After going to Walmart 1,376 days in a row, driving around Kona in circles, and watching TV ‘til my skin was grafted to my chair, I had a real case of island fever. I had to get away.
People think you’re crazy to leave Hawaii, but living on a rock in the middle of the ocean can get to you. It’s beautiful here but one day you realize you live on a tiny dot in a vast ocean, upon which you are stuck like an opihi.
You live in a place with 2 roads, one that goes around the island, and the other going over the mountain. When you know every bump on the two roads, it’s time for a vacation.
So you head to the mainland. Your trip is for 7 days, 4 of which will be spent standing in line at the airport, at the airport McDonalds for a $25 burger, in line at the rental car place, the hotel lobby, and then stuck in traffic.
The airport is a real pleasure. You file through gates like a cow in a cattle chute. You get probed like you’re in jail, raise up your hands while they rub that tennis racket gadget all over your body. You pray that some TSA guy doesn’t rip off your wallet from the gray plastic tray, and your shoes get lost on the moving belt.
Walking onto the plane you wobble down the aisle while rows of strangers gaze up at you with blank, judging stares.
You get to your seat where two grumbling travelers have to get up for you to squeeze into the window seat. Sometimes they don’t get up and get to stare at your rear end 3 inches from their face.
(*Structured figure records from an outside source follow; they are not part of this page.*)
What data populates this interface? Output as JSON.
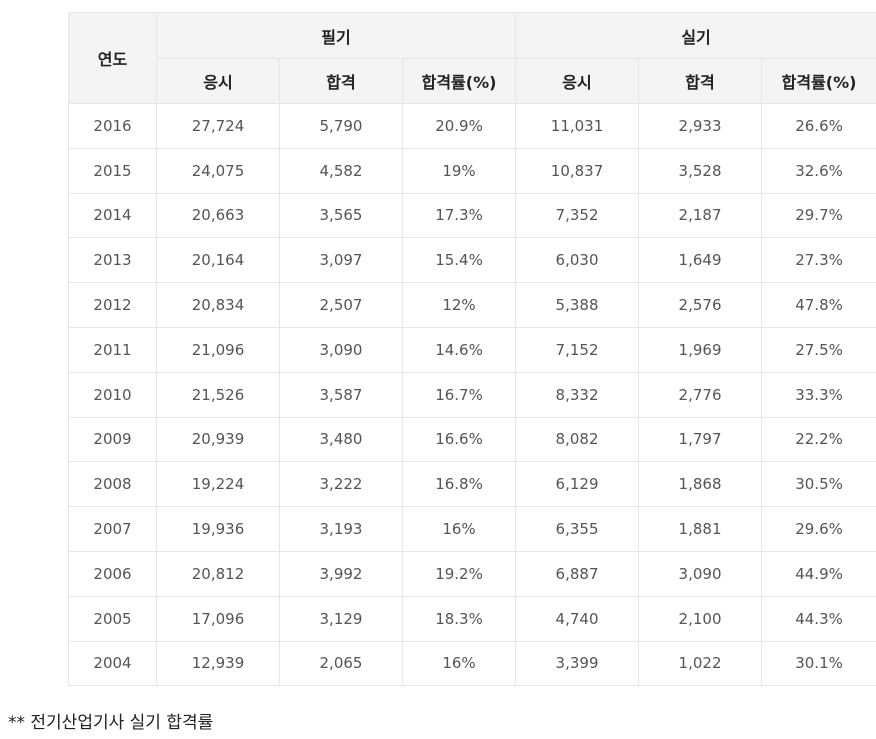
{
  "table": {
    "year_header": "연도",
    "group_headers": [
      "필기",
      "실기"
    ],
    "sub_headers": [
      "응시",
      "합격",
      "합격률(%)",
      "응시",
      "합격",
      "합격률(%)"
    ],
    "rows": [
      [
        "2016",
        "27,724",
        "5,790",
        "20.9%",
        "11,031",
        "2,933",
        "26.6%"
      ],
      [
        "2015",
        "24,075",
        "4,582",
        "19%",
        "10,837",
        "3,528",
        "32.6%"
      ],
      [
        "2014",
        "20,663",
        "3,565",
        "17.3%",
        "7,352",
        "2,187",
        "29.7%"
      ],
      [
        "2013",
        "20,164",
        "3,097",
        "15.4%",
        "6,030",
        "1,649",
        "27.3%"
      ],
      [
        "2012",
        "20,834",
        "2,507",
        "12%",
        "5,388",
        "2,576",
        "47.8%"
      ],
      [
        "2011",
        "21,096",
        "3,090",
        "14.6%",
        "7,152",
        "1,969",
        "27.5%"
      ],
      [
        "2010",
        "21,526",
        "3,587",
        "16.7%",
        "8,332",
        "2,776",
        "33.3%"
      ],
      [
        "2009",
        "20,939",
        "3,480",
        "16.6%",
        "8,082",
        "1,797",
        "22.2%"
      ],
      [
        "2008",
        "19,224",
        "3,222",
        "16.8%",
        "6,129",
        "1,868",
        "30.5%"
      ],
      [
        "2007",
        "19,936",
        "3,193",
        "16%",
        "6,355",
        "1,881",
        "29.6%"
      ],
      [
        "2006",
        "20,812",
        "3,992",
        "19.2%",
        "6,887",
        "3,090",
        "44.9%"
      ],
      [
        "2005",
        "17,096",
        "3,129",
        "18.3%",
        "4,740",
        "2,100",
        "44.3%"
      ],
      [
        "2004",
        "12,939",
        "2,065",
        "16%",
        "3,399",
        "1,022",
        "30.1%"
      ]
    ]
  },
  "note": "** 전기산업기사 실기 합격률"
}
There you find that even though the human butt is almost 2 feet wide, sometimes 3, airline seats are only 15 inches wide. And you will sit there for 6 straight hours until your body feels like a pretzel or a slinky.
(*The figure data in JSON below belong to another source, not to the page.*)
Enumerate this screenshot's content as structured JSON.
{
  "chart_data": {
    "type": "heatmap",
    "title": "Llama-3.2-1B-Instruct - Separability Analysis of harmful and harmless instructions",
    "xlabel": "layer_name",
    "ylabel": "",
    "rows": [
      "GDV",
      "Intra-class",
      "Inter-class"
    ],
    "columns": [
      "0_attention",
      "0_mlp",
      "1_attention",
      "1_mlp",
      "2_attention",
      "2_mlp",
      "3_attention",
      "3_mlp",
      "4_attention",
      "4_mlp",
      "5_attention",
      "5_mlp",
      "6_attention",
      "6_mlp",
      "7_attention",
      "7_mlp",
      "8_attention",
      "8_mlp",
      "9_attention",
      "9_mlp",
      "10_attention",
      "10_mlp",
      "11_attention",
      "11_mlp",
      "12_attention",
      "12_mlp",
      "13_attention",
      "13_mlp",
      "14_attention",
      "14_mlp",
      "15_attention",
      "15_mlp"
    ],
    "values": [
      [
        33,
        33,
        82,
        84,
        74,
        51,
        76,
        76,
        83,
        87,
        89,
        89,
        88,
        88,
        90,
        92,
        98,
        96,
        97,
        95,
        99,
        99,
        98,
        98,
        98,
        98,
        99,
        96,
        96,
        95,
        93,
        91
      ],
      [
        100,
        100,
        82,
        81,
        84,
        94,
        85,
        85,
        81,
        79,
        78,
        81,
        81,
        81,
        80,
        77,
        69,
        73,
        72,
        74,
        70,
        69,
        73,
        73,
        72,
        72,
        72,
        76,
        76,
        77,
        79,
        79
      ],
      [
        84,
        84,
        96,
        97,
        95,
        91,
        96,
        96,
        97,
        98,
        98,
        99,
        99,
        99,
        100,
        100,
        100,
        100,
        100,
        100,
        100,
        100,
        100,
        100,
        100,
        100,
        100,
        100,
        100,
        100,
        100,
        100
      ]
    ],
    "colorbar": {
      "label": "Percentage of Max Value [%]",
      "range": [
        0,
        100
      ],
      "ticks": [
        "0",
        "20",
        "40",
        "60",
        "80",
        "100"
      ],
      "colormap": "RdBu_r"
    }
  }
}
When you finally squeeze into your tiny seat you bump your neighbor’s elbow, which you will continue to bump 25 times during the flight.
The flight attendant explains how to put on a seatbelt. Excuse me, but if you don’t know how to put on a seatbelt you should not be on the plane.
Then she tells you what to do in a water landing, now there’s a euphemism for you. Plunging to your fiery doom would be more accurate. You wonder how 180 people will fit on the two life rafts.
When you land your elbow is rubbed raw from bumping your neighbor.
But now you’re finally in Bumphuque, Idaho, or Bendover, Washington, the heavenly place you will breathe free and lose your island fever.
Of course this is ridiculous. The whole trip was for nothing. Four days after landing on the mainland you get a bad case of mainland fever. You dream again of beautiful beaches, perfect weather, dazzling sunsets and friendly cops.
You even miss Walmart. So best to stay home and keep saying, Lucky you live Hawaii.